On the 18th June, 11 hazel dormice (Muscardinus avellanarius) were released into a woodland in Lincolnshire as part of the Natural England Species Recovery Programme, following a four-hour drive from London to the Lincolnshire county. The reintroduction was a big day for everyone involved, as dormice have not been released into this particular woodland for over 15 years.
These hazel dormice had been quarantined at ZSL for 10 weeks, managed by the DRAHS (Disease Risk Analysis and Health Surveillance) team. ZSL has been a part of the hazel dormouse Species Recovery Programme since 1999 and has played a key role in monitoring the health of captive-bred dormice released into the wild to help combat the decline of this species. Sadly, hazel dormice have become extinct from 17 English counties since the end of the 19th century, with populations thought to have fallen by a third since 2000 – a rate of decline equivalent to 55% over 25 years. Loss of woodland and hedgerow habitat, as well as changes to more traditional countryside management practices, are all potential factors which have contributed to this decline.
This is the Species Recovery Programme’s 28th dormouse reintroduction. The programme is a collaborative one, involving numerous other conservation organisations such as People’s Trust for Endangered Species (PTES), Natural England and Paignton Zoo. Over the last 25 years, more than 950 dormice have been released at 23 different sites.
The Lincolnshire Dormouse Group, who have monitored the wood since the last reintroduction, have welcomed a top up to the dormouse population which has appeared to have remained steady since the last release.
The dormice are released into ‘soft -release’ cages; large mesh cages which are placed in various areas of the woodland. They will be supplementary fed for 10 days, allowing some time to adapt to their new wild surrounding after being in captivity. After 10 days the cages are opened, and the dormice are free to explore.

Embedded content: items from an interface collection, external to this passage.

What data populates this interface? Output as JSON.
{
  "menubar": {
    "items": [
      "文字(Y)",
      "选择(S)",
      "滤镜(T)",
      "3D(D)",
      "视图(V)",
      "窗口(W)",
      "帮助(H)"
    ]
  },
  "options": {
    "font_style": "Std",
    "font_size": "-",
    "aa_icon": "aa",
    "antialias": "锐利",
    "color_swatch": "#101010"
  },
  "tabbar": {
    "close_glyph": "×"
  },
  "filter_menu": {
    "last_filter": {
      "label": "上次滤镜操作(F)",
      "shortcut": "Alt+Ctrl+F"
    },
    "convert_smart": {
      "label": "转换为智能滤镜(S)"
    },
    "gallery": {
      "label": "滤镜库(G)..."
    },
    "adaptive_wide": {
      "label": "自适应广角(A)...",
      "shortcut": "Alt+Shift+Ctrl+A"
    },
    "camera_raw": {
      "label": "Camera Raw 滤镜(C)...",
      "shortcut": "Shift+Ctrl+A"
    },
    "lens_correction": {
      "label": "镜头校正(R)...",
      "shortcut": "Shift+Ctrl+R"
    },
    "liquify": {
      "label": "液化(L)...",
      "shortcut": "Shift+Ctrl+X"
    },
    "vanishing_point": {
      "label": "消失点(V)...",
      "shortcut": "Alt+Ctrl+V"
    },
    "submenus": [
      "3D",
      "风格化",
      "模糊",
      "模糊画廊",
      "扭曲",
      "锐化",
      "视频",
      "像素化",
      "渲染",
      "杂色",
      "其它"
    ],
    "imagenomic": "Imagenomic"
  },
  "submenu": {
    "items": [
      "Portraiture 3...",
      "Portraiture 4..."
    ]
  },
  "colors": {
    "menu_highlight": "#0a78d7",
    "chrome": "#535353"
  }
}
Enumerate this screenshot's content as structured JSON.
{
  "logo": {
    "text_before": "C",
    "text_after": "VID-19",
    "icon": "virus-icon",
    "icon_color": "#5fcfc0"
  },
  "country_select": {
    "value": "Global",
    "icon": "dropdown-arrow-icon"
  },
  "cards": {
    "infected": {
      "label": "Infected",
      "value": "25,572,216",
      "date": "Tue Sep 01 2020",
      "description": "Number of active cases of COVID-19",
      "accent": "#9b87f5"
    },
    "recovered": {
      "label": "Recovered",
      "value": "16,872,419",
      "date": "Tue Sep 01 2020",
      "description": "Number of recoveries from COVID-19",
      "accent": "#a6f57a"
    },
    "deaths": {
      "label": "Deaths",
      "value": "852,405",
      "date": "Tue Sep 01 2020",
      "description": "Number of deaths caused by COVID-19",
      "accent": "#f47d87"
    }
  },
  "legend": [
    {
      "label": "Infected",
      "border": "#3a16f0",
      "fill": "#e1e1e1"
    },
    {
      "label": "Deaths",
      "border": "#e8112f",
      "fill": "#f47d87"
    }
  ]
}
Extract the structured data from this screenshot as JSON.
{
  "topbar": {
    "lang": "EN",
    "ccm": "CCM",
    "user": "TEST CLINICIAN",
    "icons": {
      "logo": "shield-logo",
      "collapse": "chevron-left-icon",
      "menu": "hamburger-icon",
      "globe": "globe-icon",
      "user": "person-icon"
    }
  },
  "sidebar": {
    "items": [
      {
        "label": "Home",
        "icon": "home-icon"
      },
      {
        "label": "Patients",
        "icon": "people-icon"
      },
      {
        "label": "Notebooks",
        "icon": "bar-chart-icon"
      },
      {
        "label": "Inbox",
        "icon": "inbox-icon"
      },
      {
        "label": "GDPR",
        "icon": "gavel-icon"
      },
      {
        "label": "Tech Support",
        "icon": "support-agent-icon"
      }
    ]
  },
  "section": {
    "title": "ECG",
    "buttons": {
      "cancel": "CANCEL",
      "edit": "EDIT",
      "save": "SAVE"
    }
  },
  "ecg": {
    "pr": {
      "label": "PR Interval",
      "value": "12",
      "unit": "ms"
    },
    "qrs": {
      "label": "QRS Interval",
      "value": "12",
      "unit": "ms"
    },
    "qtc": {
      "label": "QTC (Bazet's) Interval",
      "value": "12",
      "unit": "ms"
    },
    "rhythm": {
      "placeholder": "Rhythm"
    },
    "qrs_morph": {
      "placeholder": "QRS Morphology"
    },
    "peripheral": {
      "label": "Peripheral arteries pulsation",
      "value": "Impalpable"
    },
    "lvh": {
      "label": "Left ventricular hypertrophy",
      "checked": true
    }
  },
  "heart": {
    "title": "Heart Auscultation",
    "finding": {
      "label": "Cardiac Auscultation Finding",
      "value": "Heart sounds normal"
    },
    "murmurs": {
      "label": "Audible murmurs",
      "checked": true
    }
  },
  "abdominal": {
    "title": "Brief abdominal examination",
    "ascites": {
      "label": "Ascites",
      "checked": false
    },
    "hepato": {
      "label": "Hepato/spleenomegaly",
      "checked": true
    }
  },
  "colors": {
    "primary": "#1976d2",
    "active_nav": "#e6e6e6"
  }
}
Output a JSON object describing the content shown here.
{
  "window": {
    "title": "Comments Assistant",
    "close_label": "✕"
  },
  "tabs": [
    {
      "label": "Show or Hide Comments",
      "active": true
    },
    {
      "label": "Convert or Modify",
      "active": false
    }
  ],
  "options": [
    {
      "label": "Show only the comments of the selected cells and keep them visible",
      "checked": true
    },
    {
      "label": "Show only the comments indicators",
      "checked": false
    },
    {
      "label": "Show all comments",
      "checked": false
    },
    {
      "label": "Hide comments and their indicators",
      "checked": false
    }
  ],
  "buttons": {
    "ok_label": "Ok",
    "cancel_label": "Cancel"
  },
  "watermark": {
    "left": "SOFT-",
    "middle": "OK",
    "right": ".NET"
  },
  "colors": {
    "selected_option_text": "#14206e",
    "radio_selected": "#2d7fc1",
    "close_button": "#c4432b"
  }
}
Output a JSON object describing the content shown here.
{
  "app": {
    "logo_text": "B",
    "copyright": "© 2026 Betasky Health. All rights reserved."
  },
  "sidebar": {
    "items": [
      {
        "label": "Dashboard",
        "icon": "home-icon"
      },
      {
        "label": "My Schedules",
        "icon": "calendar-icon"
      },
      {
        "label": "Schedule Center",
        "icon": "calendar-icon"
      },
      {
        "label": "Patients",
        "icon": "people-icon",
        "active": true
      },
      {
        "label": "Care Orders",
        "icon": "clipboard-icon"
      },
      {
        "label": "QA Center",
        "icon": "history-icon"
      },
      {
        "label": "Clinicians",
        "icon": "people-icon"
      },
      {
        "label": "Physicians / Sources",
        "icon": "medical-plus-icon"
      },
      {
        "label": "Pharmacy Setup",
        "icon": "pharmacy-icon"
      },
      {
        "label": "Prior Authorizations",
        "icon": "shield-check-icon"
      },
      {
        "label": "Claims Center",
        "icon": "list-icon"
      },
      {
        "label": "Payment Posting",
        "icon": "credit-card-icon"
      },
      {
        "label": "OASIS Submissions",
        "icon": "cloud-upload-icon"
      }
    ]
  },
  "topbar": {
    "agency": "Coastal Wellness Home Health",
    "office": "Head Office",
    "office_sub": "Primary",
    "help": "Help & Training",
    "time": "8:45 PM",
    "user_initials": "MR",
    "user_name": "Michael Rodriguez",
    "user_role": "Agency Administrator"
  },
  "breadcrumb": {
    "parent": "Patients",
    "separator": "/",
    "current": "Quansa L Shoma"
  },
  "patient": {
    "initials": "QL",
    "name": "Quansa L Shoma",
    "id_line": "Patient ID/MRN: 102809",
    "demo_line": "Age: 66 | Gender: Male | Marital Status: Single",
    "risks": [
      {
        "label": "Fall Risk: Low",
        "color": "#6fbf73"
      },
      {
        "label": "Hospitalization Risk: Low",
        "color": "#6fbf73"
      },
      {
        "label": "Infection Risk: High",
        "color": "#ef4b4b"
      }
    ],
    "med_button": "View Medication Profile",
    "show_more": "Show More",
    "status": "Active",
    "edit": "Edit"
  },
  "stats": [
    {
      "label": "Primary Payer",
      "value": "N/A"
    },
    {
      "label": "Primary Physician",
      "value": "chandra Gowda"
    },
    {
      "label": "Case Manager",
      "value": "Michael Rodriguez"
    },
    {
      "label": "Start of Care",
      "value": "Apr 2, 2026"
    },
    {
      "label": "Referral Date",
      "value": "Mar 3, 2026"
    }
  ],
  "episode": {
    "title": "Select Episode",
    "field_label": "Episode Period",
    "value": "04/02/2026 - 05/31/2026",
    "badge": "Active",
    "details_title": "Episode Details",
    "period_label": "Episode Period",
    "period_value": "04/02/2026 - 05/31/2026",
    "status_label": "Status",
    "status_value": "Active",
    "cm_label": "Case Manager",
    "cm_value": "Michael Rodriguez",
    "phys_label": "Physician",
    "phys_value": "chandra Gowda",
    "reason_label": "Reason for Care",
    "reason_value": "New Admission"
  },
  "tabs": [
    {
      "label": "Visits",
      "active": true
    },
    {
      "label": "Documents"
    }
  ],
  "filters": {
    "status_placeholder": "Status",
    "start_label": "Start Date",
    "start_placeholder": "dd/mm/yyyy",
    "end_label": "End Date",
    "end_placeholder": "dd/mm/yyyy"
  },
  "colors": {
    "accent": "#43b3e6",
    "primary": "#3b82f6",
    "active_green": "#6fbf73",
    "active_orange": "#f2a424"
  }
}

There are numerous nest boxes scattered around the beautiful woodland, which are regularly checked by the Lincolnshire Dormouse Group volunteers. During their time at ZSL, all the dormice were microchipped so that they can be identified in the future. Any dormice found are recorded by the National Dormouse Monitoring Programme (NDMP), so the population can be monitored long term. Hopefully it won’t be long before some juveniles are found showing that this endangered mammal is breeding.